Fuimos a un rancho donde pasé muchas vacaciones cuando era chiquita, y al que cada regreso me emociona demasiado porque revivo la presencia de mis abuelos maternos que ya no están físicamente conmigo; muchos momentos preciosos en familia, y además siempre estar en contacto con la naturaleza siento que reactiva sentidos con los que en medio de la locura de la ciudad, rara vez recordamos.

Esta vez además, fue muy especial para mí porque José Pedro (mi chiquito) no conocía el rancho, los caballos, las vacas ni las gallinas. Quienes crecieron como yo, en una familia donde nos inculcaron el amor por el campo y la naturaleza, me entenderán jiji. Les cuento entonces mi reflexión sobre la importancia de desconectar para conectar.

 

PRIMERA. Hay que ganarle al tiempo.

En la ciudad, la mayoría de las personas vivimos “corriendo”, tratando de alcanzar al tiempo. Siempre viendo el reloj porque “ya nos tenemos que ir, ya tenemos que llegar, ya vamos tarde.” En el campo eso no sucede. La gente se despierta literalmente con el canto del gallo, y si no hay gallo, cuando muy tarde con el amanecer. La hora no les preocupa, o al menos no tanto, porque usan el reloj como mera referencia, no como guía para empezar el día.

SEGUNDA. Hay que valorar lo más simple.

Cuando yo iba de pequeña a este rancho, no había servicio de luz todo el tiempo sino que teníamos acceso a ella con las conocidas “plantas” de luz, que funcionan con gasolina. A determinada hora se apagaba la planta y si había que seguir haciendo algo, era con veladoras o linternas de pilas. Ya hace mucho hay luz “de la normal”, pero me pasa que como ya vamos muy poco, por costumbre cuando llegó ahí olvido prender la luz, es como que mi mente da por hecho que ahí no hay entonces me adapto y casi no la uso, de hecho me pasó que estaba en la oscuridad sacando cosas de la maleta, cuando me acordé que había luz y capté que no tenía que estar batallando jajaja. La reflexión aquí va a que, hoy por hoy, hay muchos lugares donde aun no hay acceso a servicios básicos como energía, agua caliente o atención médica, y cuando los hay muchas veces son deficientes. No desaprovechemos…

TERCERA. El contacto con la naturaleza siempre conecta.

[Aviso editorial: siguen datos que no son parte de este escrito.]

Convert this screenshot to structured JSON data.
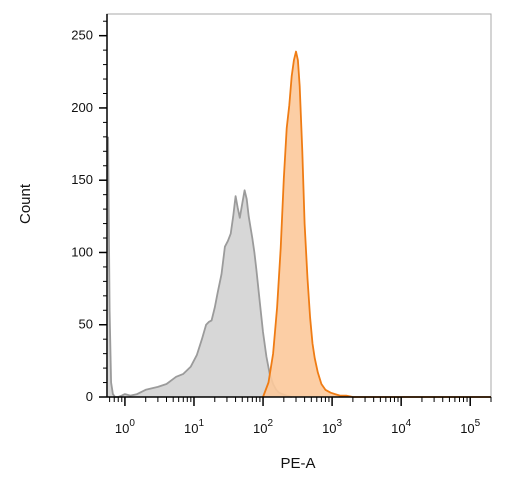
{
  "chart_data": {
    "type": "area",
    "title": "",
    "xlabel": "PE-A",
    "ylabel": "Count",
    "x_scale": "log",
    "xlim": [
      0.55,
      200000
    ],
    "ylim": [
      0,
      265
    ],
    "grid": false,
    "legend": "none",
    "x_ticks": [
      {
        "base": "10",
        "exp": "0",
        "value": 1
      },
      {
        "base": "10",
        "exp": "1",
        "value": 10
      },
      {
        "base": "10",
        "exp": "2",
        "value": 100
      },
      {
        "base": "10",
        "exp": "3",
        "value": 1000
      },
      {
        "base": "10",
        "exp": "4",
        "value": 10000
      },
      {
        "base": "10",
        "exp": "5",
        "value": 100000
      }
    ],
    "y_ticks": [
      {
        "label": "0",
        "value": 0
      },
      {
        "label": "50",
        "value": 50
      },
      {
        "label": "100",
        "value": 100
      },
      {
        "label": "150",
        "value": 150
      },
      {
        "label": "200",
        "value": 200
      },
      {
        "label": "250",
        "value": 250
      }
    ],
    "series": [
      {
        "fill": "#d3d3d3",
        "stroke": "#9b9b9b",
        "x": [
          0.57,
          0.6,
          0.63,
          0.67,
          0.72,
          0.8,
          0.9,
          1.0,
          1.2,
          1.5,
          2.0,
          3.0,
          4.0,
          5.5,
          7.0,
          9.0,
          11.0,
          13.0,
          15.0,
          16.5,
          18.0,
          20.0,
          22.0,
          25.0,
          28.0,
          31.0,
          34.0,
          37.0,
          40.0,
          43.0,
          46.0,
          50.0,
          54.0,
          58.0,
          62.0,
          66.0,
          70.0,
          75.0,
          80.0,
          90.0,
          100.0,
          112.0,
          125.0,
          140.0,
          155.0,
          170.0,
          190.0,
          220.0,
          260.0
        ],
        "y": [
          180,
          60,
          10,
          2,
          0,
          0,
          1,
          2,
          1,
          2,
          5,
          7,
          9,
          14,
          16,
          21,
          29,
          40,
          50,
          52,
          53,
          62,
          72,
          85,
          104,
          108,
          113,
          125,
          139,
          131,
          124,
          134,
          143,
          137,
          125,
          117,
          110,
          100,
          88,
          65,
          45,
          28,
          16,
          9,
          5,
          3,
          2,
          1,
          0
        ]
      },
      {
        "fill": "#fcc99b",
        "stroke": "#ef7c14",
        "x": [
          100.0,
          120.0,
          140.0,
          160.0,
          180.0,
          200.0,
          220.0,
          240.0,
          260.0,
          280.0,
          300.0,
          320.0,
          340.0,
          370.0,
          400.0,
          440.0,
          480.0,
          520.0,
          560.0,
          620.0,
          700.0,
          800.0,
          950.0,
          1100.0,
          1300.0,
          1600.0,
          2000.0,
          10000.0,
          100000.0,
          200000.0
        ],
        "y": [
          0,
          10,
          30,
          62,
          103,
          151,
          186,
          202,
          222,
          233,
          239,
          233,
          215,
          170,
          120,
          82,
          55,
          37,
          27,
          17,
          9,
          5,
          3,
          2,
          1,
          1,
          0,
          0,
          0,
          0
        ]
      }
    ]
  }
}
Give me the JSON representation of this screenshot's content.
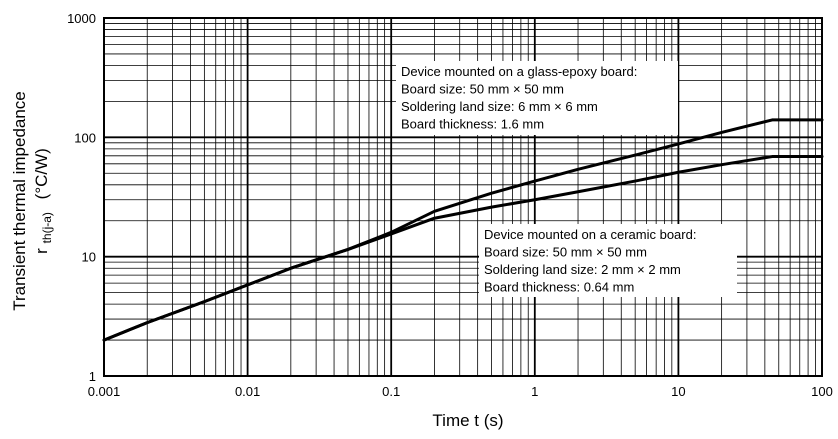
{
  "chart_data": {
    "type": "line",
    "xscale": "log",
    "yscale": "log",
    "xlim": [
      0.001,
      100
    ],
    "ylim": [
      1,
      1000
    ],
    "grid": true,
    "xlabel": "Time  t  (s)",
    "ylabel": {
      "line1": "Transient thermal impedance",
      "symbol": "r",
      "subscript": "th(j-a)",
      "unit": "(°C/W)"
    },
    "xticks": [
      {
        "value": 0.001,
        "label": "0.001"
      },
      {
        "value": 0.01,
        "label": "0.01"
      },
      {
        "value": 0.1,
        "label": "0.1"
      },
      {
        "value": 1,
        "label": "1"
      },
      {
        "value": 10,
        "label": "10"
      },
      {
        "value": 100,
        "label": "100"
      }
    ],
    "yticks": [
      {
        "value": 1,
        "label": "1"
      },
      {
        "value": 10,
        "label": "10"
      },
      {
        "value": 100,
        "label": "100"
      },
      {
        "value": 1000,
        "label": "1000"
      }
    ],
    "series": [
      {
        "color": "#000000",
        "x": [
          0.001,
          0.002,
          0.005,
          0.01,
          0.02,
          0.05,
          0.1,
          0.2,
          0.5,
          1,
          2,
          5,
          10,
          20,
          45,
          100
        ],
        "y": [
          2.0,
          2.8,
          4.2,
          5.8,
          8.0,
          11.5,
          16,
          24,
          34,
          43,
          54,
          71,
          88,
          110,
          140,
          140
        ]
      },
      {
        "color": "#000000",
        "x": [
          0.001,
          0.002,
          0.005,
          0.01,
          0.02,
          0.05,
          0.1,
          0.2,
          0.5,
          1,
          2,
          5,
          10,
          20,
          45,
          100
        ],
        "y": [
          2.0,
          2.8,
          4.2,
          5.8,
          8.0,
          11.5,
          15.5,
          21,
          26,
          30,
          35,
          43,
          51,
          59,
          69,
          69
        ]
      }
    ],
    "annotations": [
      {
        "id": "glass",
        "lines": [
          "Device mounted on a glass-epoxy board:",
          "Board size: 50 mm × 50 mm",
          "Soldering land size: 6 mm × 6 mm",
          "Board thickness: 1.6 mm"
        ]
      },
      {
        "id": "ceramic",
        "lines": [
          "Device mounted on a ceramic board:",
          "Board size: 50 mm × 50 mm",
          "Soldering land size: 2 mm × 2 mm",
          "Board thickness: 0.64 mm"
        ]
      }
    ]
  }
}
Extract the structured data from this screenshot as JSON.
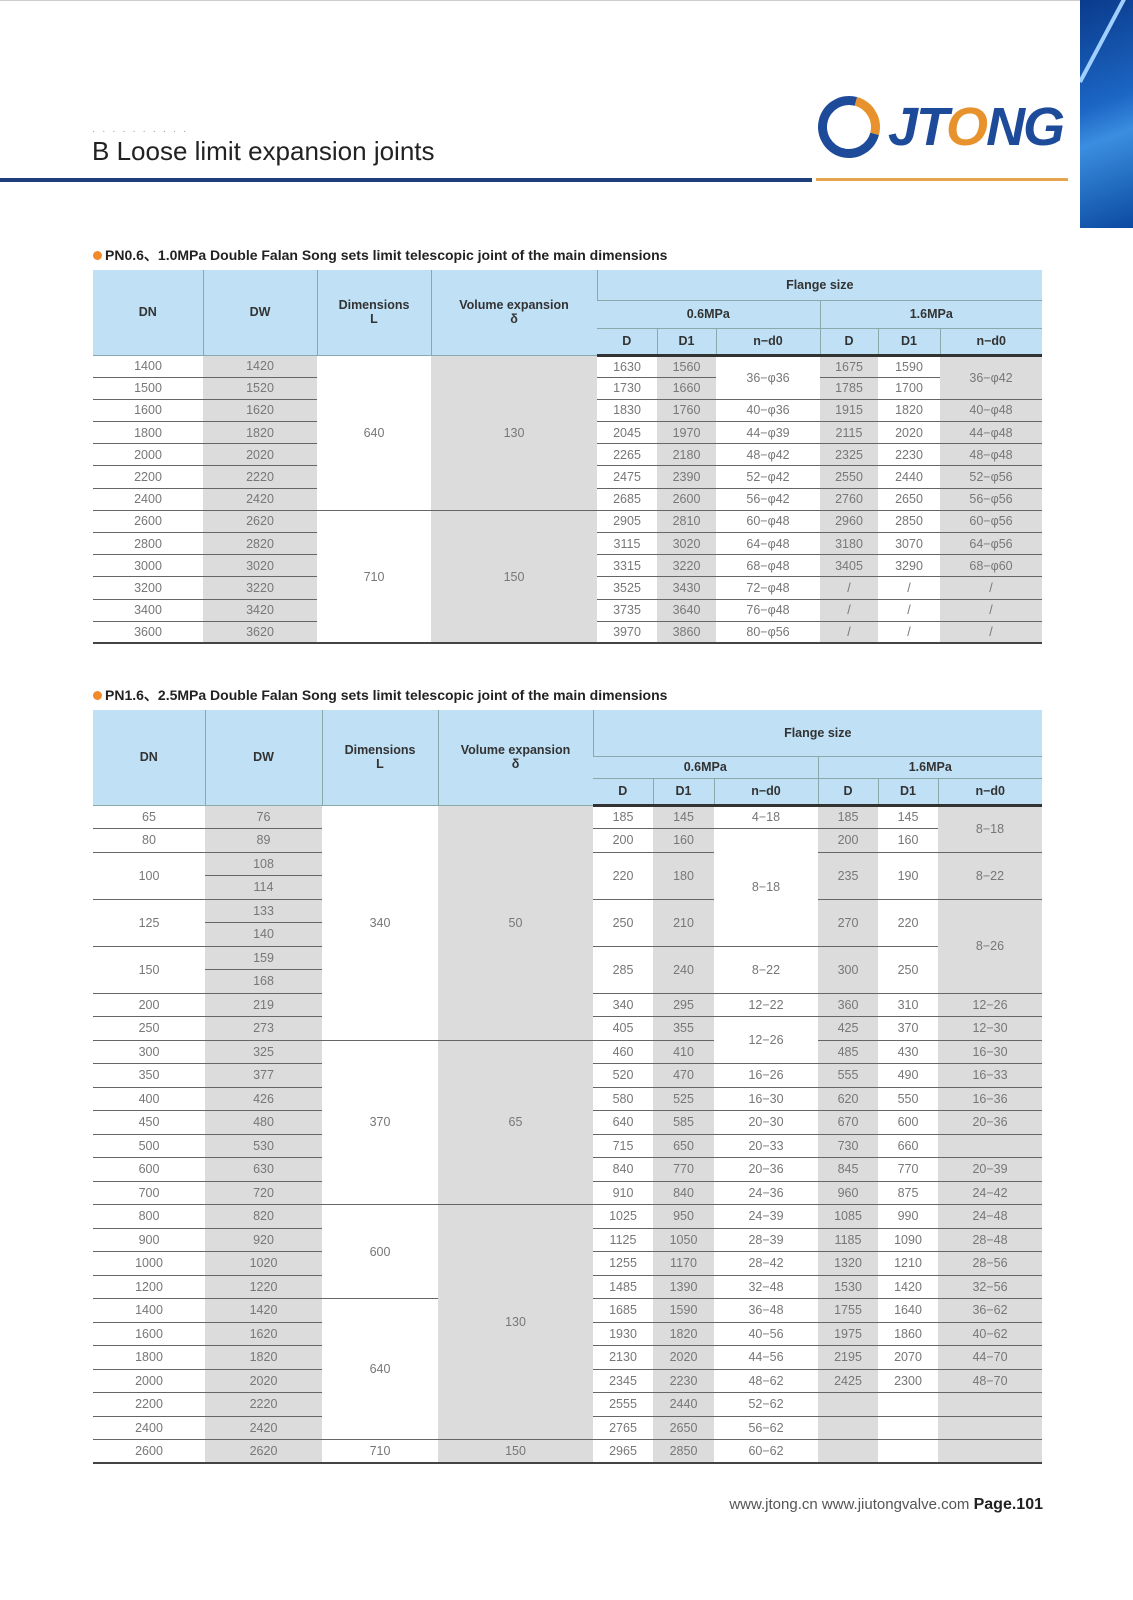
{
  "header": {
    "faint_subtitle": "· · ·  · ·  ·  · · · ·",
    "title": "B Loose limit expansion joints",
    "logo_text": "JTONG",
    "colors": {
      "blue": "#1e3f7c",
      "orange": "#e6a450",
      "header_cell": "#bfe0f5",
      "shade": "#dcdcdc"
    }
  },
  "tables": [
    {
      "title": "PN0.6、1.0MPa Double Falan Song sets limit telescopic joint of the main dimensions",
      "headers": {
        "dn": "DN",
        "dw": "DW",
        "dim": "Dimensions",
        "dim_sub": "L",
        "vol": "Volume expansion",
        "vol_sub": "δ",
        "flange": "Flange size",
        "p1": "0.6MPa",
        "p2": "1.6MPa",
        "d": "D",
        "d1": "D1",
        "nd0": "n−d0"
      },
      "rows": [
        [
          "1400",
          "1420",
          {
            "v": "640",
            "rs": 7
          },
          {
            "v": "130",
            "rs": 7
          },
          "1630",
          "1560",
          {
            "v": "36−φ36",
            "rs": 2
          },
          "1675",
          "1590",
          {
            "v": "36−φ42",
            "rs": 2
          }
        ],
        [
          "1500",
          "1520",
          "1730",
          "1660",
          "1785",
          "1700"
        ],
        [
          "1600",
          "1620",
          "1830",
          "1760",
          "40−φ36",
          "1915",
          "1820",
          "40−φ48"
        ],
        [
          "1800",
          "1820",
          "2045",
          "1970",
          "44−φ39",
          "2115",
          "2020",
          "44−φ48"
        ],
        [
          "2000",
          "2020",
          "2265",
          "2180",
          "48−φ42",
          "2325",
          "2230",
          "48−φ48"
        ],
        [
          "2200",
          "2220",
          "2475",
          "2390",
          "52−φ42",
          "2550",
          "2440",
          "52−φ56"
        ],
        [
          "2400",
          "2420",
          "2685",
          "2600",
          "56−φ42",
          "2760",
          "2650",
          "56−φ56"
        ],
        [
          "2600",
          "2620",
          {
            "v": "710",
            "rs": 6
          },
          {
            "v": "150",
            "rs": 6
          },
          "2905",
          "2810",
          "60−φ48",
          "2960",
          "2850",
          "60−φ56"
        ],
        [
          "2800",
          "2820",
          "3115",
          "3020",
          "64−φ48",
          "3180",
          "3070",
          "64−φ56"
        ],
        [
          "3000",
          "3020",
          "3315",
          "3220",
          "68−φ48",
          "3405",
          "3290",
          "68−φ60"
        ],
        [
          "3200",
          "3220",
          "3525",
          "3430",
          "72−φ48",
          "/",
          "/",
          "/"
        ],
        [
          "3400",
          "3420",
          "3735",
          "3640",
          "76−φ48",
          "/",
          "/",
          "/"
        ],
        [
          "3600",
          "3620",
          "3970",
          "3860",
          "80−φ56",
          "/",
          "/",
          "/"
        ]
      ]
    },
    {
      "title": "PN1.6、2.5MPa Double Falan Song sets limit telescopic joint of the main dimensions",
      "headers": {
        "dn": "DN",
        "dw": "DW",
        "dim": "Dimensions",
        "dim_sub": "L",
        "vol": "Volume expansion",
        "vol_sub": "δ",
        "flange": "Flange size",
        "p1": "0.6MPa",
        "p2": "1.6MPa",
        "d": "D",
        "d1": "D1",
        "nd0": "n−d0"
      },
      "rows": [
        [
          "65",
          "76",
          {
            "v": "340",
            "rs": 10
          },
          {
            "v": "50",
            "rs": 10
          },
          "185",
          "145",
          "4−18",
          "185",
          "145",
          {
            "v": "8−18",
            "rs": 2
          }
        ],
        [
          "80",
          "89",
          "200",
          "160",
          {
            "v": "8−18",
            "rs": 5
          },
          "200",
          "160"
        ],
        [
          {
            "v": "100",
            "rs": 2
          },
          "108",
          {
            "v": "220",
            "rs": 2
          },
          {
            "v": "180",
            "rs": 2
          },
          {
            "v": "235",
            "rs": 2
          },
          {
            "v": "190",
            "rs": 2
          },
          {
            "v": "8−22",
            "rs": 2
          }
        ],
        [
          "114"
        ],
        [
          {
            "v": "125",
            "rs": 2
          },
          "133",
          {
            "v": "250",
            "rs": 2
          },
          {
            "v": "210",
            "rs": 2
          },
          {
            "v": "270",
            "rs": 2
          },
          {
            "v": "220",
            "rs": 2
          },
          {
            "v": "8−26",
            "rs": 4
          }
        ],
        [
          "140"
        ],
        [
          {
            "v": "150",
            "rs": 2
          },
          "159",
          {
            "v": "285",
            "rs": 2
          },
          {
            "v": "240",
            "rs": 2
          },
          {
            "v": "8−22",
            "rs": 2
          },
          {
            "v": "300",
            "rs": 2
          },
          {
            "v": "250",
            "rs": 2
          }
        ],
        [
          "168"
        ],
        [
          "200",
          "219",
          "340",
          "295",
          "12−22",
          "360",
          "310",
          "12−26"
        ],
        [
          "250",
          "273",
          "405",
          "355",
          {
            "v": "12−26",
            "rs": 2
          },
          "425",
          "370",
          "12−30"
        ],
        [
          "300",
          "325",
          {
            "v": "370",
            "rs": 7
          },
          {
            "v": "65",
            "rs": 7
          },
          "460",
          "410",
          "485",
          "430",
          "16−30"
        ],
        [
          "350",
          "377",
          "520",
          "470",
          "16−26",
          "555",
          "490",
          "16−33"
        ],
        [
          "400",
          "426",
          "580",
          "525",
          "16−30",
          "620",
          "550",
          "16−36"
        ],
        [
          "450",
          "480",
          "640",
          "585",
          "20−30",
          "670",
          "600",
          "20−36"
        ],
        [
          "500",
          "530",
          "715",
          "650",
          "20−33",
          "730",
          "660",
          ""
        ],
        [
          "600",
          "630",
          "840",
          "770",
          "20−36",
          "845",
          "770",
          "20−39"
        ],
        [
          "700",
          "720",
          "910",
          "840",
          "24−36",
          "960",
          "875",
          "24−42"
        ],
        [
          "800",
          "820",
          {
            "v": "600",
            "rs": 4
          },
          {
            "v": "130",
            "rs": 10
          },
          "1025",
          "950",
          "24−39",
          "1085",
          "990",
          "24−48"
        ],
        [
          "900",
          "920",
          "1125",
          "1050",
          "28−39",
          "1185",
          "1090",
          "28−48"
        ],
        [
          "1000",
          "1020",
          "1255",
          "1170",
          "28−42",
          "1320",
          "1210",
          "28−56"
        ],
        [
          "1200",
          "1220",
          "1485",
          "1390",
          "32−48",
          "1530",
          "1420",
          "32−56"
        ],
        [
          "1400",
          "1420",
          {
            "v": "640",
            "rs": 6
          },
          "1685",
          "1590",
          "36−48",
          "1755",
          "1640",
          "36−62"
        ],
        [
          "1600",
          "1620",
          "1930",
          "1820",
          "40−56",
          "1975",
          "1860",
          "40−62"
        ],
        [
          "1800",
          "1820",
          "2130",
          "2020",
          "44−56",
          "2195",
          "2070",
          "44−70"
        ],
        [
          "2000",
          "2020",
          "2345",
          "2230",
          "48−62",
          "2425",
          "2300",
          "48−70"
        ],
        [
          "2200",
          "2220",
          "2555",
          "2440",
          "52−62",
          "",
          "",
          ""
        ],
        [
          "2400",
          "2420",
          "2765",
          "2650",
          "56−62",
          "",
          "",
          ""
        ],
        [
          "2600",
          "2620",
          "710",
          "150",
          "2965",
          "2850",
          "60−62",
          "",
          "",
          ""
        ]
      ]
    }
  ],
  "footer": {
    "sites": "www.jtong.cn  www.jiutongvalve.com",
    "page": "Page.101"
  }
}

No por nada hay sugerencias por todos lados de que pasemos tiempo al aire libre, que pongamos plantitas en la oficina (aunque sea ficticias)… hace poco leí que de hecho el ojo del ser humano ve el color verde mejor y en más tonalidades que cualquier otro color. Y sé que hay estudios científicos en el sentido de que vivir en zonas con “más verde” tiene efectos positivos para la salud, y es bien sabido también que en psicología, el verde se asocia a lo saludable, lo vivo y refrescante. Además, no hay manera de que en la ciudad veamos un atardecer como en el campo, ni se diga las estrellas.

EXTRA. Bueno eran 3, pero este punto nunca puedo dejar de decirlo. ¡Formemos en nuestros niños y niñas el valor de la unión familiar, particularmente el respeto y cariño hacia los abuelos! Para mí es una tremenda chulada y de gran bendición poder contribuir a crear en mis hijos preciosos recuerdos con los suyos, como yo los tengo con los míos.

Así amigas y amigos les resumo la reflexión de la semana, invitándoles a esta semana a bajarle a las prisas, ver menos el reloj y re-conectar de alguna manera con lo más simple y más verde.

Gracias por leerme, espero sus comentarios y les mando un abrazo fuerte.

-Marcia

Marcia Benavides Villafranca

Nací y crecí en Ciudad Victoria. Creo que la familia es primero, que todo tiene una razón de ser, y me esfuerzo por encontrar siempre el lado positivo de las cosas.

De profesión, soy abogada egresada de la Universidad La Salle en esta ciudad. Por convicción, escribo con la misión de promover el desarrollo personal, la inteligencia emocional y el optimismo, bajo el lema que aprendí de mi abuelita, ¡siempre pa´delante!.